Aquele cachorro branco, mais do que isso, alvo como a neve, é lindo e doce, a não ser que o “chamado da selva” se faça ouvir e ele se transforma. Eu tinha 18 anos quando me encantei com os livros de Jack London e com a biografia aventureira do autor. Um que li e reli foi O Chamado Selvagem, sobre um cachorro selvagem que é domesticado, mas a certa altura abandona a civilização e volta à sua origem, dominado pelo instinto, devolvido à sua ferocidade.
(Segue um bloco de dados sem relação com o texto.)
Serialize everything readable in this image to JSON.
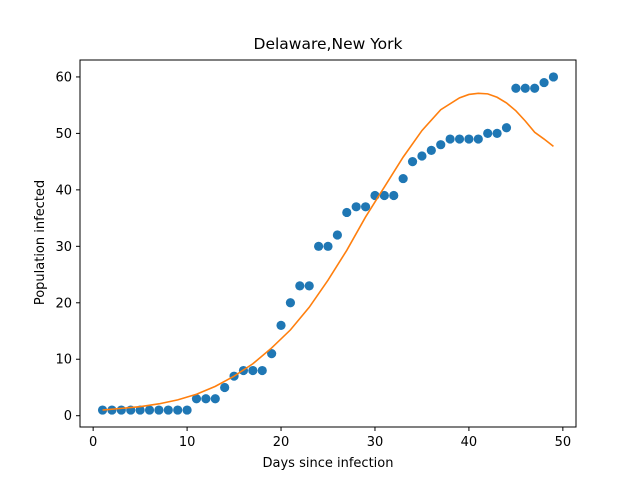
{
  "chart_data": {
    "type": "scatter",
    "title": "Delaware,New York",
    "xlabel": "Days since infection",
    "ylabel": "Population infected",
    "xlim": [
      -1.4,
      51.4
    ],
    "ylim": [
      -2.0,
      63.0
    ],
    "xticks": [
      0,
      10,
      20,
      30,
      40,
      50
    ],
    "yticks": [
      0,
      10,
      20,
      30,
      40,
      50,
      60
    ],
    "grid": false,
    "series": [
      {
        "kind": "scatter",
        "color": "#1f77b4",
        "x": [
          1,
          2,
          3,
          4,
          5,
          6,
          7,
          8,
          9,
          10,
          11,
          12,
          13,
          14,
          15,
          16,
          17,
          18,
          19,
          20,
          21,
          22,
          23,
          24,
          25,
          26,
          27,
          28,
          29,
          30,
          31,
          32,
          33,
          34,
          35,
          36,
          37,
          38,
          39,
          40,
          41,
          42,
          43,
          44,
          45,
          46,
          47,
          48,
          49
        ],
        "y": [
          1,
          1,
          1,
          1,
          1,
          1,
          1,
          1,
          1,
          1,
          3,
          3,
          3,
          5,
          7,
          8,
          8,
          8,
          11,
          16,
          20,
          23,
          23,
          30,
          30,
          32,
          36,
          37,
          37,
          39,
          39,
          39,
          42,
          45,
          46,
          47,
          48,
          49,
          49,
          49,
          49,
          50,
          50,
          51,
          58,
          58,
          58,
          59,
          60
        ]
      },
      {
        "kind": "line",
        "color": "#ff7f0e",
        "x": [
          1,
          3,
          5,
          7,
          9,
          11,
          13,
          15,
          17,
          19,
          21,
          23,
          25,
          27,
          29,
          31,
          33,
          35,
          37,
          39,
          40,
          41,
          42,
          43,
          44,
          45,
          46,
          47,
          48,
          49
        ],
        "y": [
          1.0,
          1.3,
          1.6,
          2.1,
          2.8,
          3.8,
          5.2,
          7.0,
          9.2,
          12.0,
          15.2,
          19.2,
          24.0,
          29.3,
          35.2,
          40.5,
          45.8,
          50.5,
          54.2,
          56.3,
          56.9,
          57.1,
          57.0,
          56.4,
          55.4,
          54.0,
          52.2,
          50.2,
          49.0,
          47.7
        ]
      }
    ]
  }
}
Assim como certos políticos brasileiros voltam à selva.
Pois este belo cão, Dylan, estava uma tarde posto em sossego, na varanda da casa de Ivo e Sueli, seus donos, em Cangalha, sul de Minas Gerais, quando viu um gato, filhote ainda, atravessando o terreno. Os pelos de Dylan se eriçaram, seu instinto foi liberado, ele avançou sobre o gatinho que fugiu em direção à porta da cozinha. Enganou-se, bateu no vidro fechado, caiu nas mãos de Dylan que destroçou sua pata traseira. O animalzinho teve chance de se esconder embaixo do forno de pães e pizzas, onde Dylan pelo tamanho não conseguiu entrar.
Sem imaginar o instinto de defesa do gato, Sueli avançou a mão para apanhá-lo e cuidar da pata. Mas o bichinho, temeroso, mordeu a mão e arranhou os braços dela que começaram a inchar, doer. Providências caseiras, indicadas pelo WhatsApp por um veterinário, de nada adiantaram. Na manhã seguinte, cedinho, Sueli foi para a cidade, Aiuruoca, distante 20 quilômetros por estrada de terra. Direto ao hospital, onde o médico deu uma repreensãozinha, disse que Sueli demorou, devia ter vindo à noite, talvez fosse necessário vacinas e antibióticos. Só que Lourival, responsável pelo setor de vacina, ainda não tinha chegado, seu expediente era mais tarde. Ligaram para a casa dele, estava deitado, ele se aprontou e correu ao hospital, deu as vacinas, recomendou os antibióticos, cuidou com paciência e preocupação. Final feliz. Tente conseguir isso em uma cidade grande.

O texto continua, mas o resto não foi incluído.